The natural setting
Two wonderful beaches can be found in this area, namely Santa Cristina and Treumal. Most of the ten-hectare estate is made up of typical Mediterranean woodland, with a wide variety of tree and plant species, for which there are information signs in the busiest areas, along with local wildlife.
The square that houses the centenary pine tree offers spectacular coastal views and has been the chosen venue for many important events, such as the Council of the Government of Catalonia, held in 1934, according to the faïence plate that commemorates it. The Sorolla vantage point is situated close to this square. It is here that the painter produced the study that is the background of the painting Cataluña: El pescado, in the Vision of Spain collection of the Hispanic Society of New York. Right next to the beach a small stone hut has been preserved. This building, which is more than 150 years old, served as a fishermen’s shelter.
The present-day chapel was built by Lloret’s townsfolk through their own efforts and means in 1764, due to the devotion that this seafaring town has always had for its patron saint. This building replaced a previous one that had stood since 1354. Remains have been found from Roman times, when there must have been a settlement there. The chapel is in the typical baroque style of the second half of the 18th century. The main altar in polychrome marble with the painting of the martyrdom of the saint, are of Genoese origin. A ship-owner from Lloret who lived in Genova donated them to the town after carrying them from Italy in his ships. Above the main entrance, scenes depicting the martyrdom of Santa Cristina are sculpted in stone. The chapel houses the sacred relics of Santa Cristina, patron saint of Lloret. It also houses an important collection of ex-votos, noteworthy examples being the 18th miniature ships that decorate the main nave. Other elements worthy of mention include the paintings, the 1422 parchment, the historical archive and the panels of the old Renaissance altarpiece. The Confraternity of Santa Cristina is entrusted with the upkeep of the chapel, along with its associated traditions: the Festival of Pardons, the Procession of Santa Cristina, featuring the S’Amorra Amorra regatta, and the Square Dance or Dance of the Almorratxes (multi-spouted bottles).
The procession of 24 July
Every year, on 24 July, a maritime procession involving a large variety of boats carrying a statue and relic of Santa Cristina sails from Lloret to Santa Cristina beach, arriving together with the llaguts or rowing boats that take part in the S’Amorra Amorra regatta, a traditional competition between nine clubs that represent the ancient guilds. The procession then follows the path up to the chapel and is composed of musicians, the statue and relic of Santa Cristina, the priest, local dignitaries, the flags of the nine rowing clubs, members or directors of the Confraternity of Santa Cristina, the obreres with the “little angels” (children) and all those accompanying them. On arriving at the chapel, a mass is held in honour of Santa Cristina and the Cant dels Goigs (a poetic composition in honour of the saint) is sung. Following the mass a traditional fisherman’s stew is served to more than a thousand people. The procession then makes its way back to Lloret Parish Church in the same way. Records show that the procession dates back to 1607.

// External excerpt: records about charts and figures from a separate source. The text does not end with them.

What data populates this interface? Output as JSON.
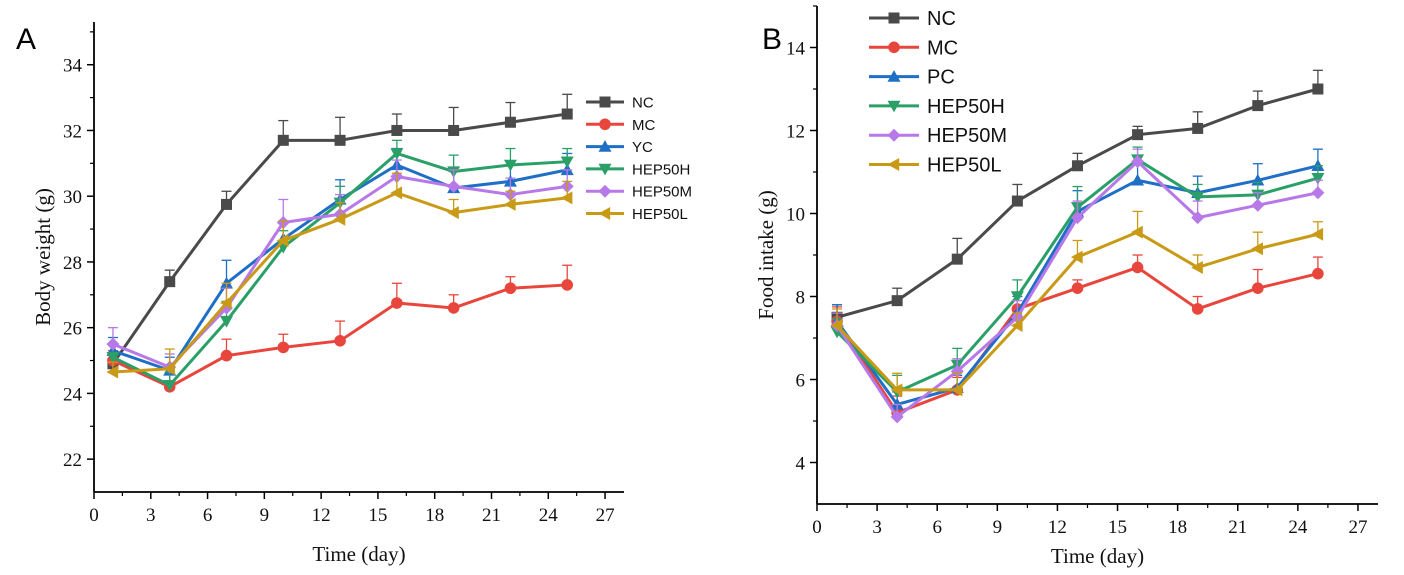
{
  "chart_data": [
    {
      "type": "line",
      "panel": "A",
      "xlabel": "Time (day)",
      "ylabel": "Body weight (g)",
      "xlim": [
        0,
        28
      ],
      "ylim": [
        21,
        35.3
      ],
      "xticks": [
        "0",
        "3",
        "6",
        "9",
        "12",
        "15",
        "18",
        "21",
        "24",
        "27"
      ],
      "yticks": [
        "22",
        "24",
        "26",
        "28",
        "30",
        "32",
        "34"
      ],
      "legend_position": "top-right",
      "x": [
        1,
        4,
        7,
        10,
        13,
        16,
        19,
        22,
        25
      ],
      "series": [
        {
          "name": "NC",
          "color": "#4a4a4a",
          "marker": "square",
          "values": [
            24.9,
            27.4,
            29.75,
            31.7,
            31.7,
            32.0,
            32.0,
            32.25,
            32.5
          ],
          "errors": [
            0.3,
            0.35,
            0.4,
            0.6,
            0.7,
            0.5,
            0.7,
            0.6,
            0.6
          ]
        },
        {
          "name": "MC",
          "color": "#e8463c",
          "marker": "circle",
          "values": [
            25.0,
            24.2,
            25.15,
            25.4,
            25.6,
            26.75,
            26.6,
            27.2,
            27.3
          ],
          "errors": [
            0.3,
            0.6,
            0.5,
            0.4,
            0.6,
            0.6,
            0.4,
            0.35,
            0.6
          ]
        },
        {
          "name": "YC",
          "color": "#1f6fc6",
          "marker": "triangle-up",
          "values": [
            25.3,
            24.7,
            27.35,
            28.7,
            29.9,
            30.95,
            30.25,
            30.45,
            30.8
          ],
          "errors": [
            0.4,
            0.4,
            0.7,
            0.5,
            0.6,
            0.5,
            0.5,
            0.5,
            0.5
          ]
        },
        {
          "name": "HEP50H",
          "color": "#2aa068",
          "marker": "triangle-down",
          "values": [
            25.1,
            24.25,
            26.2,
            28.45,
            29.8,
            31.3,
            30.75,
            30.95,
            31.05
          ],
          "errors": [
            0.4,
            0.4,
            0.6,
            0.5,
            0.5,
            0.4,
            0.5,
            0.5,
            0.4
          ]
        },
        {
          "name": "HEP50M",
          "color": "#b778e8",
          "marker": "diamond",
          "values": [
            25.5,
            24.8,
            26.6,
            29.2,
            29.45,
            30.6,
            30.3,
            30.05,
            30.3
          ],
          "errors": [
            0.5,
            0.4,
            0.6,
            0.7,
            0.6,
            0.5,
            0.5,
            0.5,
            0.5
          ]
        },
        {
          "name": "HEP50L",
          "color": "#c99a15",
          "marker": "triangle-left",
          "values": [
            24.65,
            24.75,
            26.75,
            28.65,
            29.3,
            30.1,
            29.5,
            29.75,
            29.95
          ],
          "errors": [
            0.3,
            0.6,
            0.6,
            0.6,
            0.5,
            0.6,
            0.4,
            0.4,
            0.5
          ]
        }
      ]
    },
    {
      "type": "line",
      "panel": "B",
      "xlabel": "Time (day)",
      "ylabel": "Food intake (g)",
      "xlim": [
        0,
        28
      ],
      "ylim": [
        3,
        15
      ],
      "xticks": [
        "0",
        "3",
        "6",
        "9",
        "12",
        "15",
        "18",
        "21",
        "24",
        "27"
      ],
      "yticks": [
        "4",
        "6",
        "8",
        "10",
        "12",
        "14"
      ],
      "legend_position": "top-left",
      "x": [
        1,
        4,
        7,
        10,
        13,
        16,
        19,
        22,
        25
      ],
      "series": [
        {
          "name": "NC",
          "color": "#4a4a4a",
          "marker": "square",
          "values": [
            7.5,
            7.9,
            8.9,
            10.3,
            11.15,
            11.9,
            12.05,
            12.6,
            13.0
          ],
          "errors": [
            0.3,
            0.3,
            0.5,
            0.4,
            0.3,
            0.2,
            0.4,
            0.35,
            0.45
          ]
        },
        {
          "name": "MC",
          "color": "#e8463c",
          "marker": "circle",
          "values": [
            7.4,
            5.2,
            5.75,
            7.7,
            8.2,
            8.7,
            7.7,
            8.2,
            8.55
          ],
          "errors": [
            0.35,
            0.4,
            0.3,
            0.4,
            0.2,
            0.3,
            0.3,
            0.45,
            0.4
          ]
        },
        {
          "name": "PC",
          "color": "#1f6fc6",
          "marker": "triangle-up",
          "values": [
            7.4,
            5.4,
            5.8,
            7.6,
            10.05,
            10.8,
            10.5,
            10.8,
            11.15
          ],
          "errors": [
            0.4,
            0.3,
            0.3,
            0.4,
            0.5,
            0.4,
            0.4,
            0.4,
            0.4
          ]
        },
        {
          "name": "HEP50H",
          "color": "#2aa068",
          "marker": "triangle-down",
          "values": [
            7.15,
            5.7,
            6.35,
            8.0,
            10.15,
            11.3,
            10.4,
            10.45,
            10.85
          ],
          "errors": [
            0.3,
            0.4,
            0.4,
            0.4,
            0.5,
            0.3,
            0.3,
            0.3,
            0.3
          ]
        },
        {
          "name": "HEP50M",
          "color": "#b778e8",
          "marker": "diamond",
          "values": [
            7.3,
            5.1,
            6.2,
            7.5,
            9.9,
            11.25,
            9.9,
            10.2,
            10.5
          ],
          "errors": [
            0.3,
            0.3,
            0.3,
            0.4,
            0.4,
            0.3,
            0.4,
            0.3,
            0.3
          ]
        },
        {
          "name": "HEP50L",
          "color": "#c99a15",
          "marker": "triangle-left",
          "values": [
            7.3,
            5.75,
            5.75,
            7.3,
            8.95,
            9.55,
            8.7,
            9.15,
            9.5
          ],
          "errors": [
            0.4,
            0.4,
            0.4,
            0.3,
            0.4,
            0.5,
            0.3,
            0.4,
            0.3
          ]
        }
      ]
    }
  ]
}
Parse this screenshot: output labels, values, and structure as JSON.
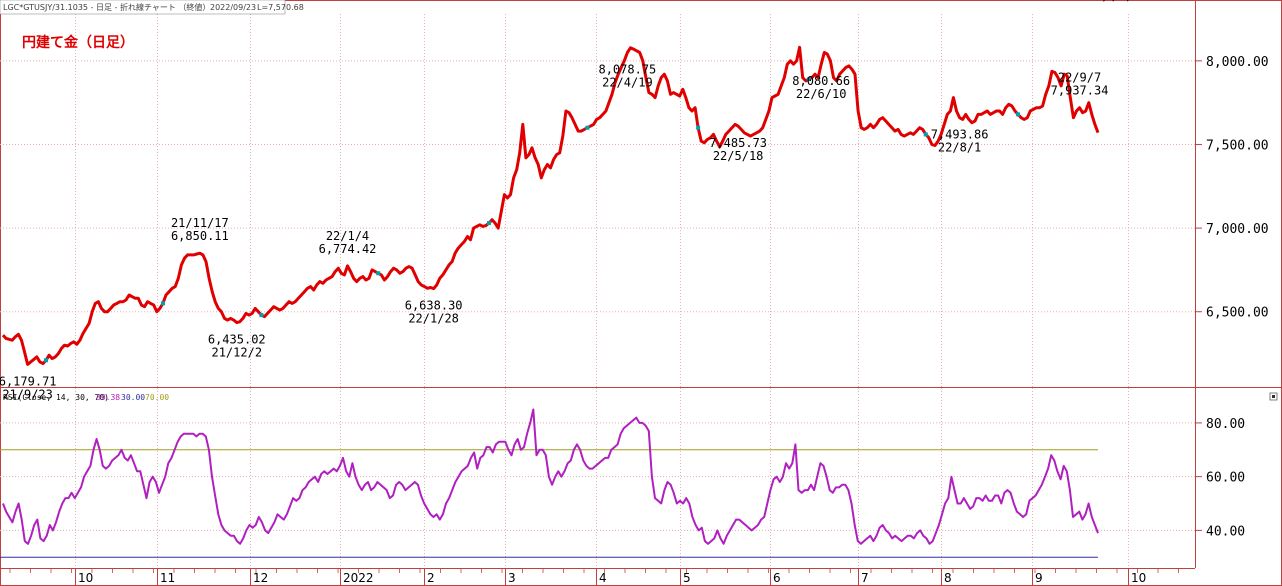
{
  "header": {
    "symbol": "LGC*GTUSJY/31.1035 - 日足 - 折れ線チャート （終値）",
    "date": "2022/09/23",
    "last": "L=7,570.68"
  },
  "chart_data": [
    {
      "type": "line",
      "title": "円建て金（日足）",
      "x_tick_labels": [
        "10",
        "11",
        "12",
        "2022",
        "2",
        "3",
        "4",
        "5",
        "6",
        "7",
        "8",
        "9",
        "10"
      ],
      "y_ticks": [
        "6,500.00",
        "7,000.00",
        "7,500.00",
        "8,000.00"
      ],
      "ylim": [
        6050,
        8280
      ],
      "grid": true,
      "colors": {
        "line": "#e00000",
        "title": "#e00000",
        "marker": "#00a0b0"
      },
      "series": [
        {
          "values": [
            6360,
            6340,
            6335,
            6330,
            6350,
            6365,
            6330,
            6260,
            6185,
            6200,
            6215,
            6230,
            6200,
            6190,
            6210,
            6240,
            6220,
            6230,
            6250,
            6280,
            6300,
            6295,
            6310,
            6320,
            6305,
            6330,
            6370,
            6400,
            6430,
            6500,
            6550,
            6560,
            6520,
            6500,
            6500,
            6520,
            6540,
            6550,
            6560,
            6560,
            6570,
            6600,
            6590,
            6580,
            6580,
            6540,
            6530,
            6560,
            6550,
            6540,
            6500,
            6520,
            6550,
            6600,
            6620,
            6640,
            6650,
            6700,
            6780,
            6820,
            6840,
            6840,
            6840,
            6845,
            6850,
            6840,
            6800,
            6700,
            6620,
            6560,
            6520,
            6500,
            6460,
            6450,
            6460,
            6450,
            6435,
            6440,
            6460,
            6490,
            6480,
            6490,
            6520,
            6500,
            6480,
            6470,
            6490,
            6510,
            6530,
            6520,
            6510,
            6520,
            6540,
            6560,
            6550,
            6560,
            6580,
            6600,
            6620,
            6640,
            6650,
            6630,
            6660,
            6680,
            6670,
            6690,
            6700,
            6710,
            6740,
            6760,
            6730,
            6720,
            6774,
            6740,
            6700,
            6680,
            6700,
            6710,
            6690,
            6700,
            6750,
            6740,
            6730,
            6720,
            6690,
            6710,
            6740,
            6760,
            6750,
            6730,
            6740,
            6760,
            6770,
            6760,
            6720,
            6680,
            6660,
            6650,
            6640,
            6645,
            6638,
            6660,
            6700,
            6720,
            6750,
            6780,
            6800,
            6850,
            6880,
            6900,
            6920,
            6950,
            6930,
            7000,
            7010,
            7020,
            7010,
            7015,
            7030,
            7050,
            7030,
            7000,
            7100,
            7200,
            7180,
            7200,
            7300,
            7350,
            7450,
            7620,
            7420,
            7440,
            7480,
            7420,
            7380,
            7300,
            7350,
            7380,
            7360,
            7410,
            7440,
            7450,
            7550,
            7700,
            7690,
            7660,
            7620,
            7580,
            7580,
            7590,
            7600,
            7610,
            7620,
            7650,
            7660,
            7680,
            7700,
            7750,
            7800,
            7870,
            7920,
            7960,
            8000,
            8050,
            8078,
            8070,
            8060,
            8050,
            8000,
            7900,
            7810,
            7800,
            7780,
            7850,
            7900,
            7920,
            7880,
            7800,
            7810,
            7800,
            7790,
            7830,
            7780,
            7720,
            7700,
            7720,
            7600,
            7520,
            7510,
            7530,
            7540,
            7560,
            7520,
            7486,
            7520,
            7560,
            7580,
            7600,
            7620,
            7610,
            7590,
            7570,
            7560,
            7550,
            7560,
            7570,
            7580,
            7600,
            7650,
            7700,
            7780,
            7790,
            7800,
            7850,
            7900,
            7980,
            8000,
            7980,
            8000,
            8081,
            7900,
            7880,
            7890,
            7900,
            7920,
            7900,
            7980,
            8050,
            8040,
            8000,
            7900,
            7880,
            7920,
            7940,
            7960,
            7970,
            7950,
            7920,
            7700,
            7600,
            7590,
            7600,
            7620,
            7600,
            7620,
            7650,
            7660,
            7640,
            7620,
            7600,
            7580,
            7590,
            7560,
            7550,
            7560,
            7570,
            7560,
            7580,
            7600,
            7590,
            7560,
            7540,
            7500,
            7494,
            7520,
            7560,
            7620,
            7680,
            7700,
            7780,
            7700,
            7660,
            7650,
            7680,
            7650,
            7630,
            7640,
            7680,
            7680,
            7690,
            7700,
            7680,
            7690,
            7700,
            7700,
            7680,
            7720,
            7740,
            7730,
            7700,
            7680,
            7660,
            7650,
            7660,
            7700,
            7710,
            7720,
            7720,
            7730,
            7800,
            7850,
            7937,
            7930,
            7900,
            7850,
            7920,
            7910,
            7780,
            7660,
            7700,
            7720,
            7690,
            7700,
            7750,
            7680,
            7620,
            7571
          ]
        }
      ],
      "annotations": [
        {
          "label": "21/9/23",
          "value": "6,179.71",
          "index": 8
        },
        {
          "label": "21/11/17",
          "value": "6,850.11",
          "index": 64
        },
        {
          "label": "21/12/2",
          "value": "6,435.02",
          "index": 76
        },
        {
          "label": "22/1/4",
          "value": "6,774.42",
          "index": 112
        },
        {
          "label": "22/1/28",
          "value": "6,638.30",
          "index": 140
        },
        {
          "label": "22/4/19",
          "value": "8,078.75",
          "index": 203
        },
        {
          "label": "22/5/18",
          "value": "7,485.73",
          "index": 239
        },
        {
          "label": "22/6/10",
          "value": "8,080.66",
          "index": 266
        },
        {
          "label": "22/8/1",
          "value": "7,493.86",
          "index": 311
        },
        {
          "label": "22/9/7",
          "value": "7,937.34",
          "index": 350
        },
        {
          "label": "22/9/23",
          "value": "7,570.68",
          "index": 364
        }
      ],
      "markers": [
        14,
        52,
        84,
        122,
        158,
        190,
        226,
        262,
        300,
        330
      ]
    },
    {
      "type": "line",
      "legend": {
        "name": "RSI(Close, 14, 30, 70)",
        "value": "39.38",
        "lower": "30.00",
        "upper": "70.00"
      },
      "y_ticks": [
        "40.00",
        "60.00",
        "80.00"
      ],
      "ylim": [
        26,
        93
      ],
      "grid": true,
      "colors": {
        "line": "#b020c0",
        "upper": "#a0a020",
        "lower": "#3030a0",
        "legend_name": "#000000",
        "legend_value": "#b020c0",
        "legend_lower": "#3030a0",
        "legend_upper": "#a0a020"
      },
      "levels": [
        70,
        30
      ],
      "series": [
        {
          "values": [
            50,
            47,
            45,
            43,
            47,
            50,
            44,
            36,
            35,
            38,
            42,
            44,
            37,
            36,
            38,
            42,
            40,
            43,
            47,
            50,
            52,
            52,
            54,
            52,
            54,
            56,
            60,
            62,
            64,
            70,
            74,
            70,
            64,
            63,
            64,
            66,
            67,
            68,
            70,
            67,
            66,
            68,
            65,
            62,
            62,
            57,
            52,
            58,
            60,
            58,
            54,
            57,
            60,
            65,
            67,
            70,
            73,
            75,
            76,
            76,
            76,
            76,
            75,
            76,
            76,
            75,
            70,
            60,
            53,
            46,
            42,
            40,
            39,
            38,
            38,
            36,
            35,
            37,
            40,
            42,
            41,
            42,
            45,
            43,
            40,
            39,
            41,
            43,
            46,
            45,
            44,
            46,
            49,
            52,
            51,
            52,
            55,
            56,
            58,
            59,
            60,
            58,
            61,
            62,
            61,
            62,
            63,
            62,
            64,
            67,
            62,
            60,
            65,
            60,
            57,
            55,
            57,
            58,
            55,
            56,
            58,
            57,
            56,
            55,
            52,
            53,
            57,
            58,
            57,
            55,
            56,
            57,
            58,
            57,
            53,
            50,
            48,
            46,
            45,
            46,
            44,
            46,
            50,
            52,
            55,
            58,
            60,
            62,
            63,
            64,
            67,
            69,
            63,
            67,
            68,
            71,
            71,
            69,
            72,
            73,
            73,
            73,
            70,
            68,
            72,
            74,
            70,
            71,
            76,
            80,
            85,
            68,
            70,
            70,
            68,
            60,
            57,
            60,
            62,
            60,
            62,
            65,
            66,
            70,
            72,
            70,
            66,
            64,
            63,
            63,
            64,
            65,
            66,
            67,
            67,
            70,
            71,
            72,
            76,
            78,
            79,
            80,
            81,
            82,
            80,
            80,
            79,
            77,
            60,
            52,
            51,
            50,
            55,
            58,
            57,
            54,
            50,
            51,
            50,
            52,
            50,
            45,
            42,
            40,
            41,
            36,
            35,
            36,
            37,
            40,
            37,
            35,
            38,
            40,
            42,
            44,
            44,
            43,
            42,
            41,
            40,
            41,
            42,
            44,
            45,
            50,
            55,
            59,
            60,
            58,
            60,
            65,
            63,
            65,
            72,
            55,
            54,
            55,
            55,
            57,
            55,
            60,
            65,
            64,
            60,
            55,
            54,
            56,
            56,
            57,
            57,
            55,
            50,
            42,
            36,
            35,
            36,
            37,
            38,
            36,
            38,
            41,
            42,
            40,
            39,
            37,
            38,
            37,
            36,
            37,
            38,
            38,
            37,
            39,
            40,
            38,
            37,
            35,
            36,
            39,
            42,
            46,
            50,
            52,
            60,
            55,
            50,
            50,
            52,
            50,
            48,
            49,
            52,
            52,
            51,
            53,
            51,
            51,
            53,
            53,
            50,
            54,
            55,
            54,
            50,
            47,
            46,
            45,
            46,
            51,
            52,
            53,
            55,
            57,
            60,
            63,
            68,
            66,
            62,
            59,
            64,
            62,
            55,
            45,
            46,
            47,
            44,
            46,
            50,
            45,
            42,
            39
          ]
        }
      ]
    }
  ]
}
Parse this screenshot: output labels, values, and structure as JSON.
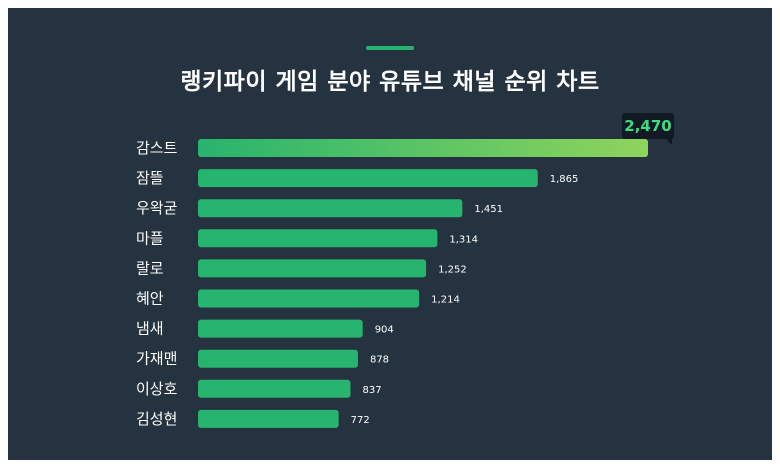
{
  "title": "랭키파이 게임 분야 유튜브 채널 순위 차트",
  "colors": {
    "background": "#25323f",
    "bar": "#27b46e",
    "top_bar_start": "#27b46e",
    "top_bar_end": "#8fd45c",
    "accent": "#27b46e",
    "callout_bg": "#111a22",
    "callout_text": "#3ddc84"
  },
  "chart_data": {
    "type": "bar",
    "orientation": "horizontal",
    "categories": [
      "감스트",
      "잠뜰",
      "우왁굳",
      "마플",
      "랄로",
      "혜안",
      "냄새",
      "가재맨",
      "이상호",
      "김성현"
    ],
    "values": [
      2470,
      1865,
      1451,
      1314,
      1252,
      1214,
      904,
      878,
      837,
      772
    ],
    "value_labels": [
      "2,470",
      "1,865",
      "1,451",
      "1,314",
      "1,252",
      "1,214",
      "904",
      "878",
      "837",
      "772"
    ],
    "title": "랭키파이 게임 분야 유튜브 채널 순위 차트",
    "xlabel": "",
    "ylabel": "",
    "xlim": [
      0,
      2470
    ],
    "grid": false,
    "highlight": "top bar with callout"
  }
}
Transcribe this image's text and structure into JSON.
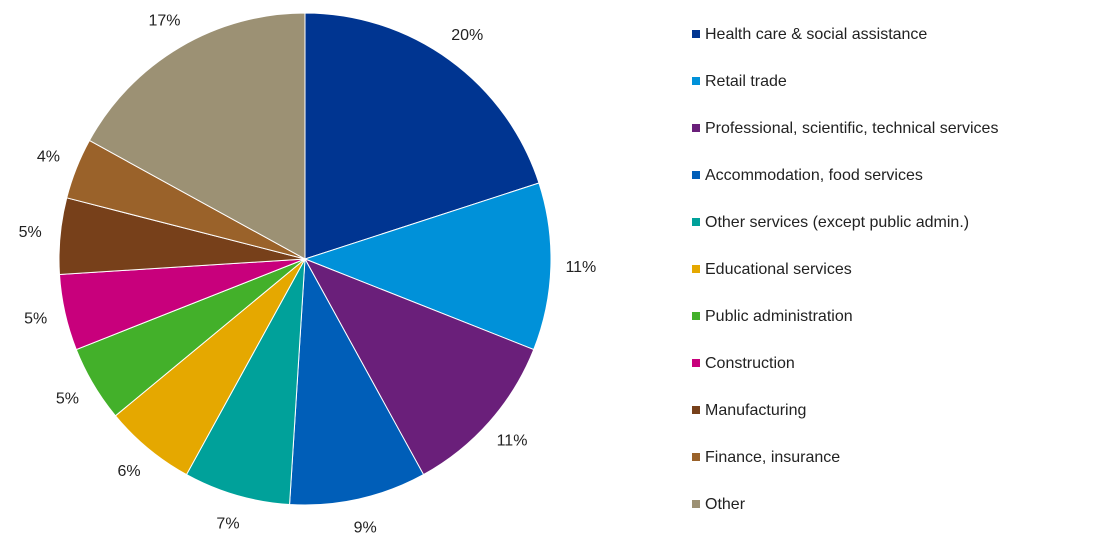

El Ball de Plaça (Square Dance)
In the evening of 24 July, the elegantly dressed obreres (four girls chosen each year from the many that apply) dance the Square Dance with their partners. This ancient ceremonial dance is also known as the Dance of the almorratxes, a kind of glass bottle containing perfume and a white flower that the obreres smash on the ground, emulating (according to legend) a Christian girl who used this gesture to reject her Muslim suitor, at the time when the Barbary Corsairs wreaked havoc on the Catalan coast. The dance ends with the eight dancers parading around the square with their arms linked. This dance has evolved over the centuries. Historical records indicate that it dates back to 1592. The names of the first known obreres date from 1764.
The “S’amorra amorra” regatta
This regatta is a traditional competition between nine local rowing clubs that represent ancient guilds or confraternities. It consists of a race from Lloret beach to Santa Cristina beach. The crews raise their oars as they sing the Salve Regina hymn and the starting signal is given once the belfry of the Chapel of Sant Pere de Bosc, situated on a hill further inland, comes into view. The boats are assigned their starting positions in a late-night draw that takes place in the Town Hall Square on 23 July. The crews are composed of a cox and eight oarsmen who row intensely across a distance of approximately 2.5 kilometres to Santa Cristina beach. There is no winner’s trophy but simply the honour of a victory that is highly prized among the competing teams. The maritime procession already existed in the 16th century and the rowing boats carried the cortège, composed of the clergymen, dignitaries, obreres, musicians and others. “Amorrar” is the verb used to indicate that bow of a rowing boat has reached the shore. The historical “war cry” of the oarsmen was “Amorra, amorra, sa relíquia! Amorra!”. It would appear that in ancient times the winners received a lamb as a prize, which may be the origin of the present-day “stew” that is served after mass in the Plaça del Pi of the Chapel of Santa Cristina. Once the return procession to Lloret beach has been completed, a second regatta takes place with the same boats, this time with women’s crews.